Review: On the Fence by Kasie West

On the Fence by Kasie West
Shannon McManus (Narrator)
Published August 20th, 2015
My rating: 3 out of 5 stars

For sixteen-year-old Charlotte Reynolds, aka Charlie, being raised by a single dad and three older brothers has its perks. She can outrun, outscore, and outwit every boy she knows—including her longtime neighbor and honorary fourth brother, Braden. But when it comes to being a girl, Charlie doesn't know the first thing about anything. So when she starts working at chichi boutique to pay off a speeding ticket, she finds herself in a strange new world of makeup, lacy skirts, and BeDazzlers. Even stranger, she's spending time with a boy who has never seen her tear it up in a pickup game.

To cope with the stress of faking her way through this new reality, Charlie seeks late-night refuge in her backyard, talking out her problems with Braden by the fence that separates them. But their Fence Chats can't solve Charlie's biggest problem: she's falling for Braden. Hard. She knows what it means to go for the win, but if spilling her secret means losing him for good, the stakes just got too high.

My thoughts…

This is my first Kasie West read/audio it was cute and very predictable.

Sixteen-year-old Charlie (Charlotte) is a classic tomboy being raised by her father and three older brothers, and her fourth brother and neighbor Braden. Charlie's mother died tragically in a car accident when she was six years old leaving her with nightmares and questions after all these years. To avoid the nightmares Charlie exhausts herself throughout the day by running and playing sports with her four brothers. On the nights that Charlie can’t sleep she goes out to the backyard hoping the fresh air will relax her. Braden is there on the other side of the fence trying to deal with his family difficulties. They develop a routine by meeting at the fence and talking to each other during the night, they keep those conversation to themselves during the day. Her family doesn’t know about the fence chats.

Charlie’s father isn’t sure how to raise a daughter and he wants to do it right, he basically reads a book trying to get information. Charlie has no idea, when they have their talks he tells her a co-worker gave him suggestions. The said co-worker is fake, her name is the same as the authors. Charlie sees how uncomfortable her father is talking about ‘girly issues’ that she doesn’t want to burden him with her feelings about the make-up, lacy skirts and having female friends who don’t play sports.
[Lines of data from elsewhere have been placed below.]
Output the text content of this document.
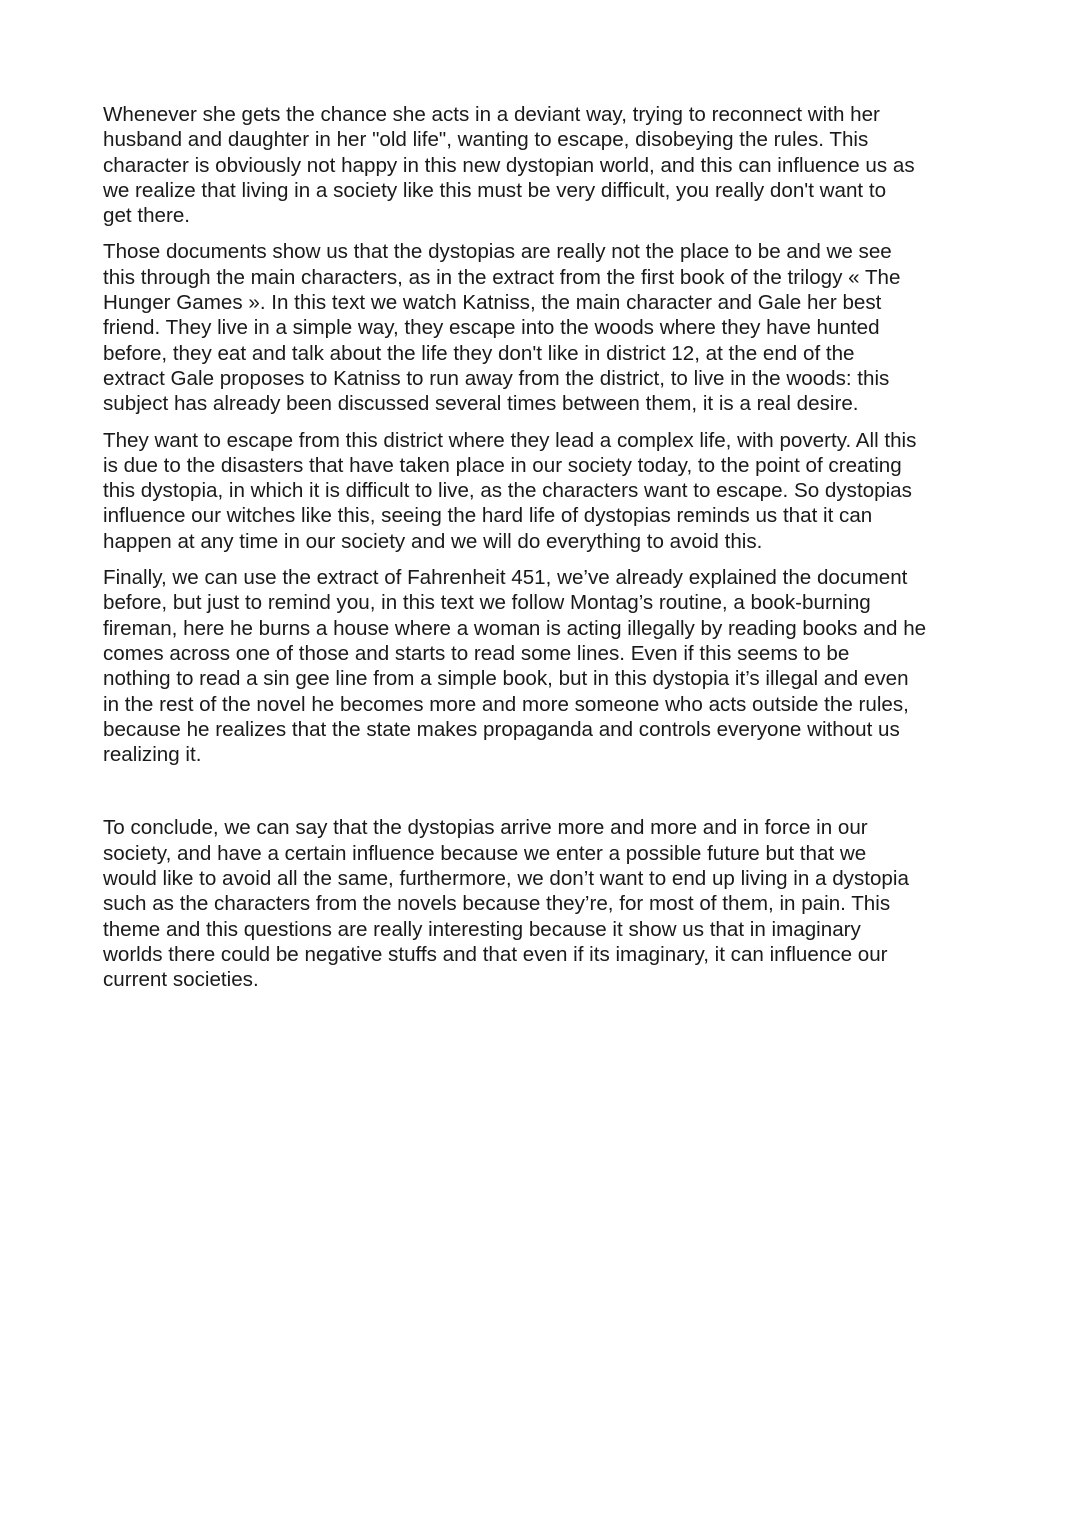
Whenever she gets the chance she acts in a deviant way, trying to reconnect with her
husband and daughter in her "old life", wanting to escape, disobeying the rules. This
character is obviously not happy in this new dystopian world, and this can influence us as
we realize that living in a society like this must be very difficult, you really don't want to
get there.

Those documents show us that the dystopias are really not the place to be and we see
this through the main characters, as in the extract from the first book of the trilogy « The
Hunger Games ». In this text we watch Katniss, the main character and Gale her best
friend. They live in a simple way, they escape into the woods where they have hunted
before, they eat and talk about the life they don't like in district 12, at the end of the
extract Gale proposes to Katniss to run away from the district, to live in the woods: this
subject has already been discussed several times between them, it is a real desire.

They want to escape from this district where they lead a complex life, with poverty. All this
is due to the disasters that have taken place in our society today, to the point of creating
this dystopia, in which it is difficult to live, as the characters want to escape. So dystopias
influence our witches like this, seeing the hard life of dystopias reminds us that it can
happen at any time in our society and we will do everything to avoid this.

Finally, we can use the extract of Fahrenheit 451, we’ve already explained the document
before, but just to remind you, in this text we follow Montag’s routine, a book-burning
fireman, here he burns a house where a woman is acting illegally by reading books and he
comes across one of those and starts to read some lines. Even if this seems to be
nothing to read a sin gee line from a simple book, but in this dystopia it’s illegal and even
in the rest of the novel he becomes more and more someone who acts outside the rules,
because he realizes that the state makes propaganda and controls everyone without us
realizing it.

To conclude, we can say that the dystopias arrive more and more and in force in our
society, and have a certain influence because we enter a possible future but that we
would like to avoid all the same, furthermore, we don’t want to end up living in a dystopia
such as the characters from the novels because they’re, for most of them, in pain. This
theme and this questions are really interesting because it show us that in imaginary
worlds there could be negative stuffs and that even if its imaginary, it can influence our
current societies.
She also hides that she is doing make-up modeling from her father.

I enjoyed the relationship she had with her father, brothers and Braden, their rough-housing, teasing, silliness, and their overprotective nature towards Charlie. Her brother Gage and Braden were closer in age to Charlie and their banter was fun to read.

I didn’t care for the fact that Charlie felt like she was plain and just one of the boys. She didn’t believe it or understand it when her female friends and boss told her she was beautiful and asked her to be their make-up model. That is one thing that really irritates me in books. I did like her character development, she grew as the story progressed.

I didn’t care for the ending, it just ended. I felt like there should have been more. This month I will be reading The Fill-In Boyfriend, also by Kasie West, hopefully I’ll enjoy that book more.

Happy Reading -J

1 comment:

  1. I have only read one Kasey West book and thought it was just ok. I had really expected to love it. It is hard to fall in love with a predictable book. Great review!